La verdad es que a Victor llegó a gustarle el tono insolente de su tía, a pesar de su incapacidad para entender las palabras. Le gustaba la forma en que andaba por las calles y participaba en las bromas y las discusiones y cogía para sí —y para él— golosinas dejadas por los clientes de los restaurantes. Ahora empezaba a levantar la cabeza más a menudo o encontraba la forma de mirar de soslayo el mundo de las calles y los bares. A la tía no le importaba lo suficiente como para empujarle contra su pecho de nuevo. Se había cansado de tener las blusas pegajosas por la miel, de que aquella criatura tan crecida invadiese su ropa. La vida era más cómica y más rentable si le ponía en el suelo dentro de la puerta de un restaurante y le dejaba tambalearse entre los pies de los camareros mientras ella hacía sus números con la lengua y el sombrero. Aquello fue hasta cierto punto una educación. Aprendió cosas acerca de las patas de las sillas y los zapatos. Y una vez —la gota que colmó el vaso— aprendió que los manteles se mueven si tiras de ellos. Aprendió lo divertido que era hacer que un plato de tallarines tibios se estrellase contra el suelo. Nunca había tenido un juguete tan maravilloso como los tallarines y el plato roto. A la dueña del restaurante, naturalmente, no le encantó el juego de Victor, ni la suciedad del mantel y del suelo.

—No quiero volverla a ver por aquí —le dijo a la tía, mientras Victor se envolvía los dedos en los tallarines—. No a menos que venga a comer a la carta. Salga de mi local. Quítese de en medio. Vuelva a la era de donde salió. No quiero mendigos aquí. ¿Comprende? Si no quiere comer, quédese en la calle.

Agarró a la tía por el brazo y la empujó hacia la puerta.

—Y no se olvide del chiquillo —dijo—. No debería tener un chiquillo. No es culpa de él. ¡Mire en qué estado está! ¿Qué clase de persona deja que su niño se arrastre por el suelo de esa manera? No debería tener un niño si no puede vivir respetablemente…

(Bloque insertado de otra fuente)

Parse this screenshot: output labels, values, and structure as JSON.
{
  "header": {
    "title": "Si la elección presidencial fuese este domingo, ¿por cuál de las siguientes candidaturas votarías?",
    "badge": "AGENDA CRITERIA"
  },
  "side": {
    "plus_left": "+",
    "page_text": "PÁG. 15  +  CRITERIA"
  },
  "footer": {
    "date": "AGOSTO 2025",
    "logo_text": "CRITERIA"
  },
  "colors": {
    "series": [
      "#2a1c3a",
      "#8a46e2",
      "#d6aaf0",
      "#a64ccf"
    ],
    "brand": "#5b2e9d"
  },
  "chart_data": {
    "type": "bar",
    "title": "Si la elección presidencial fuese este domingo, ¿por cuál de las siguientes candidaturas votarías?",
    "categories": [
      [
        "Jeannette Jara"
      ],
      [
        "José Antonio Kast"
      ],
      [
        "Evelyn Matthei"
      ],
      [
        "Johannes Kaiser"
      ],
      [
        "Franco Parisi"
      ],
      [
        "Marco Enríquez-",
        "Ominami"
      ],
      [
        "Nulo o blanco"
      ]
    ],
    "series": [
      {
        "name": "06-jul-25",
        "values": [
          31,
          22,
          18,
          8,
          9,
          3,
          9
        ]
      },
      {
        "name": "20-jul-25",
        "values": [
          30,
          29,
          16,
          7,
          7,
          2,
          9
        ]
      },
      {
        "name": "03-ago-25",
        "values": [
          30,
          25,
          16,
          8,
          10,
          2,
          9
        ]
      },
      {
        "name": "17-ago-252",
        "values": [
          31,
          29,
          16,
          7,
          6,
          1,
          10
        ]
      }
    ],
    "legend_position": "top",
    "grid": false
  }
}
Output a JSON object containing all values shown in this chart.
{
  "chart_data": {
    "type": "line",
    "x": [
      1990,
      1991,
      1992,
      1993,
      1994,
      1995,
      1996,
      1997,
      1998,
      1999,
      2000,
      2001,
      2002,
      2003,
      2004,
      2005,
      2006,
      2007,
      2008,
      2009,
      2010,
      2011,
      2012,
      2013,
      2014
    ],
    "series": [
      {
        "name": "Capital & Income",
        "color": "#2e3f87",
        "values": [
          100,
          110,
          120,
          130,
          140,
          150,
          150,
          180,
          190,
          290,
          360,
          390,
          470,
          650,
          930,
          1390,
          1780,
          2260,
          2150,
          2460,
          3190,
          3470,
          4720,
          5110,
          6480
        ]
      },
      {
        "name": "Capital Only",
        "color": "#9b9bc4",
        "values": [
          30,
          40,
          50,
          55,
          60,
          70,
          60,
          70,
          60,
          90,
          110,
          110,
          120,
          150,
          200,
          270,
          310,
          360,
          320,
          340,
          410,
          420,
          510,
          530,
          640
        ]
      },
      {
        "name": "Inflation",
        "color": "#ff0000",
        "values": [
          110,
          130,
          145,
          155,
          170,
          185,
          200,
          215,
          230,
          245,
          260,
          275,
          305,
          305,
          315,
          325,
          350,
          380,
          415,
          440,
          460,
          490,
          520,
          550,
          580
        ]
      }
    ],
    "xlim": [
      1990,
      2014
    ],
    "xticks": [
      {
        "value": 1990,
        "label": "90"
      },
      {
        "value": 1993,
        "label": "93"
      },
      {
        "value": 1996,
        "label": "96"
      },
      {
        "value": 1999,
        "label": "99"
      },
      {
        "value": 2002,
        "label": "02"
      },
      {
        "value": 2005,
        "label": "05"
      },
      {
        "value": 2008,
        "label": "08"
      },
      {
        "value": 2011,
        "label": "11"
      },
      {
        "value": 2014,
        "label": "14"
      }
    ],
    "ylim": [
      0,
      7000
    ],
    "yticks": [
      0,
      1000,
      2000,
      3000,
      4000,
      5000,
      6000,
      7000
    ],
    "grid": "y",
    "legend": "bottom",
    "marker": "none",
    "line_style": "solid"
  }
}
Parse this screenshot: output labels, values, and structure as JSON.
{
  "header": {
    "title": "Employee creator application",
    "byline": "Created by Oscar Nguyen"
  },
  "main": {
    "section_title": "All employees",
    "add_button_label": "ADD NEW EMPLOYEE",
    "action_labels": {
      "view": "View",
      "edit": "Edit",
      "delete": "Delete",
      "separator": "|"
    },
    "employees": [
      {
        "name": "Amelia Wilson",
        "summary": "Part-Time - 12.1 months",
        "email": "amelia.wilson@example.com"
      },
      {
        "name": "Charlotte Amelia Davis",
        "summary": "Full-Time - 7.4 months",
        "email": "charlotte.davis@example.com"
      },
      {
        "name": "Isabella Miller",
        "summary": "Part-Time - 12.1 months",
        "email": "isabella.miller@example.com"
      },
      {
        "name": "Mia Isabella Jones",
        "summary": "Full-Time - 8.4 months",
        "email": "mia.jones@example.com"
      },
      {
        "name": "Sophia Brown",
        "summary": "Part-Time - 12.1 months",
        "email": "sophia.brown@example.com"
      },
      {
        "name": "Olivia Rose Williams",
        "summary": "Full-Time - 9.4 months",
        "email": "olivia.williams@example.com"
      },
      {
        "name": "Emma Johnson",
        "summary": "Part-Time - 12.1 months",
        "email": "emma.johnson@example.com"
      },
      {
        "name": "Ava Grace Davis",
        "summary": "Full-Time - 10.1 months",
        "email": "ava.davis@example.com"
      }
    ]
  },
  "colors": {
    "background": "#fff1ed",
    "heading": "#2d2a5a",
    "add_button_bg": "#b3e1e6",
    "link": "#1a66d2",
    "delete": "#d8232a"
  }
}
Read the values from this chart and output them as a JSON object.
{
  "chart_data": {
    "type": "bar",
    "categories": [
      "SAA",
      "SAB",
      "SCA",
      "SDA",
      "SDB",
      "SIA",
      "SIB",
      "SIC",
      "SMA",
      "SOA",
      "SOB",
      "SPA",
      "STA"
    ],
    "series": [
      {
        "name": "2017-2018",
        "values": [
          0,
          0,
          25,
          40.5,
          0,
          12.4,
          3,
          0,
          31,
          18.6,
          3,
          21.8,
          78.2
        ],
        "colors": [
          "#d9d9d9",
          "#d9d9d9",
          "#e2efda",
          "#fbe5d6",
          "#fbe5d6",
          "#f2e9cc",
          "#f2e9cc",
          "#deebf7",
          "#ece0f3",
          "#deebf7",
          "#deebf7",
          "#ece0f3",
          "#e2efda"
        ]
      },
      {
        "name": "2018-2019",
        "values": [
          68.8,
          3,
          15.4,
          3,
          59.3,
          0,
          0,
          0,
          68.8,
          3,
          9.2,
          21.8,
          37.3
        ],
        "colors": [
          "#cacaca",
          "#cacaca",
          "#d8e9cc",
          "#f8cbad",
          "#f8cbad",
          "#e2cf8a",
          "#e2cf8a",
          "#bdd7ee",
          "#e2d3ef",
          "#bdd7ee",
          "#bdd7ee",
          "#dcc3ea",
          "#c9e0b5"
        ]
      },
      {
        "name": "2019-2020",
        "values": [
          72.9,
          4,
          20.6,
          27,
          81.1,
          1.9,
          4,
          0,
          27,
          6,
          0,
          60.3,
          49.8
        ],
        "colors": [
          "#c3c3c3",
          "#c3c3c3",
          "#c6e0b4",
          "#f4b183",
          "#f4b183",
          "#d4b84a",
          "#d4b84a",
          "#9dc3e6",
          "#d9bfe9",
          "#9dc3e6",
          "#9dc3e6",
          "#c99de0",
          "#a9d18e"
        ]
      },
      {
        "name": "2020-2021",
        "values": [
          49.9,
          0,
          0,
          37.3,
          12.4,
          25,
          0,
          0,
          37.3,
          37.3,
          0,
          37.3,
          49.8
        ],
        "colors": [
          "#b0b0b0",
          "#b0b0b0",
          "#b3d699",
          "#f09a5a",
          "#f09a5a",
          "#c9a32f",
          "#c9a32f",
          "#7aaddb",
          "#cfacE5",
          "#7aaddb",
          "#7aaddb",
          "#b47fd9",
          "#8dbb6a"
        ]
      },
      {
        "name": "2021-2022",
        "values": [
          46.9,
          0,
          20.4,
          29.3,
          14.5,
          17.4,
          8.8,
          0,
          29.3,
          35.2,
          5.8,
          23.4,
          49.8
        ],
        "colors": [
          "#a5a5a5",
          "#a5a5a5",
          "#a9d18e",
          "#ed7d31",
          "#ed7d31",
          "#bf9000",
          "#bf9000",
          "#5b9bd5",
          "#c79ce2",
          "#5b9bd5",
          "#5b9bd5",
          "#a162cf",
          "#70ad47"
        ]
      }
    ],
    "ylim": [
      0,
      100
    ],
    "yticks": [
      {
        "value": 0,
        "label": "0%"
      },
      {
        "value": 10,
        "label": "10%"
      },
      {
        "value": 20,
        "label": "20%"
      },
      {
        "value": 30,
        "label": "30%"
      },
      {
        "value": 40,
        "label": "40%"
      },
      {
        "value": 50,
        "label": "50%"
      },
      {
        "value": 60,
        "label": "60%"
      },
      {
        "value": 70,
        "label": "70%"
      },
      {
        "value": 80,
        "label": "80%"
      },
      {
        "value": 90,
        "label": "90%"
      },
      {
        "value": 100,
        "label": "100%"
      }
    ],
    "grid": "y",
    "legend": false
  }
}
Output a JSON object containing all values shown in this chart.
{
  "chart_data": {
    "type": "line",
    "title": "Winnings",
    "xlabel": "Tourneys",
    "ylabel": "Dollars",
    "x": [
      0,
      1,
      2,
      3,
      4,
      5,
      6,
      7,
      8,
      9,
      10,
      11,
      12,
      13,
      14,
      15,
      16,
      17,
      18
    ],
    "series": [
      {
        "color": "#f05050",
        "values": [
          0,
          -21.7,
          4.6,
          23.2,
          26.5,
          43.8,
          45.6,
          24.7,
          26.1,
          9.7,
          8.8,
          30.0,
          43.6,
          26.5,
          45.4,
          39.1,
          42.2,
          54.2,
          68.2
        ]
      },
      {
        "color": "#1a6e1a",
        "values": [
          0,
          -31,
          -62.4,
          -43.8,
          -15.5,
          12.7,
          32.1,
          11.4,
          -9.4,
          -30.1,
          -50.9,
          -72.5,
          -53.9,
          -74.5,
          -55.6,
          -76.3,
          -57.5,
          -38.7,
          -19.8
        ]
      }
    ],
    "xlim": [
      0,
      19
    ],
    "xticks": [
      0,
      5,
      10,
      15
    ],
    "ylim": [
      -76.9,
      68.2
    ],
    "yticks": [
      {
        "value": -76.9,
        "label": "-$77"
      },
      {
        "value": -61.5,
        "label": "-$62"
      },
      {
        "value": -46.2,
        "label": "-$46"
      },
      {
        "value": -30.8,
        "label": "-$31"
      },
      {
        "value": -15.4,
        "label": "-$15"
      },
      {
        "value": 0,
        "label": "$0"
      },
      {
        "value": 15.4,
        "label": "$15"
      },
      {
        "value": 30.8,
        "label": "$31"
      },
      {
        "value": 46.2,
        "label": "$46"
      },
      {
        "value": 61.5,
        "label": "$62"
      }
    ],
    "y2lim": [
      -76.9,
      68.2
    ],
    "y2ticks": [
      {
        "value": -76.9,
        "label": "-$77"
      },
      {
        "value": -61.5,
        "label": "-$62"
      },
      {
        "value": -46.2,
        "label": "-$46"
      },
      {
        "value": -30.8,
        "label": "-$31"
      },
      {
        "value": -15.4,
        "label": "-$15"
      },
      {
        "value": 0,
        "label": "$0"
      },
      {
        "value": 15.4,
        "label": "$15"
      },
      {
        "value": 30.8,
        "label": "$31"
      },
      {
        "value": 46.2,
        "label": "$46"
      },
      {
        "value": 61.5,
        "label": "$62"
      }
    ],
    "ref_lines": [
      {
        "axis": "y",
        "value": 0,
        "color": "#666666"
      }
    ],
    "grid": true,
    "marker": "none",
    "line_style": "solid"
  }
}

—Vale, vale —dijo la tía para provocar la risa contenida de la clientela, mientras Victor extendía los tallarines entre sus manos, mientras Victor aplastaba los tallarines sobre sus piernas—. No hace falta que se haga ampollas en los labios.

—Podía haber sido un plato de sopa —dijo Em cuando la tía le contó lo sucedido por la noche—. ¡Podía haberse abrasado!

A la tía le pareció que, tal como estaban las cosas, su hermana se había convertido en un estorbo en su vida. Victor también. Por su culpa ganaba menos de lo que hubiese ganado si estuviese sola. Con cuatro años, casi cinco, el niño era demasiado grande para resultar cómodo. Cada vez con más frecuencia no se presentaba en el mercado para recogerlo. O bien le decía a Em:

—¿Por qué no te quedas con el crío y te estás aquí otro rato? Sacarás más. Tú eres su verdadera madre, y ya no engaño a la gente. ¡Qué va!

Así que Victor perdió la oportunidad que habría tenido con la tía de levantar la cabeza más a menudo, de echarle una ojeada al mundo con un ojo cerrado, de estudiar los pies y los suelos. Estaba de nuevo, a jornada completa, donde había empezado, una criatura excesivamente crecida en el pecho de su madre. Estaba confinado otra vez.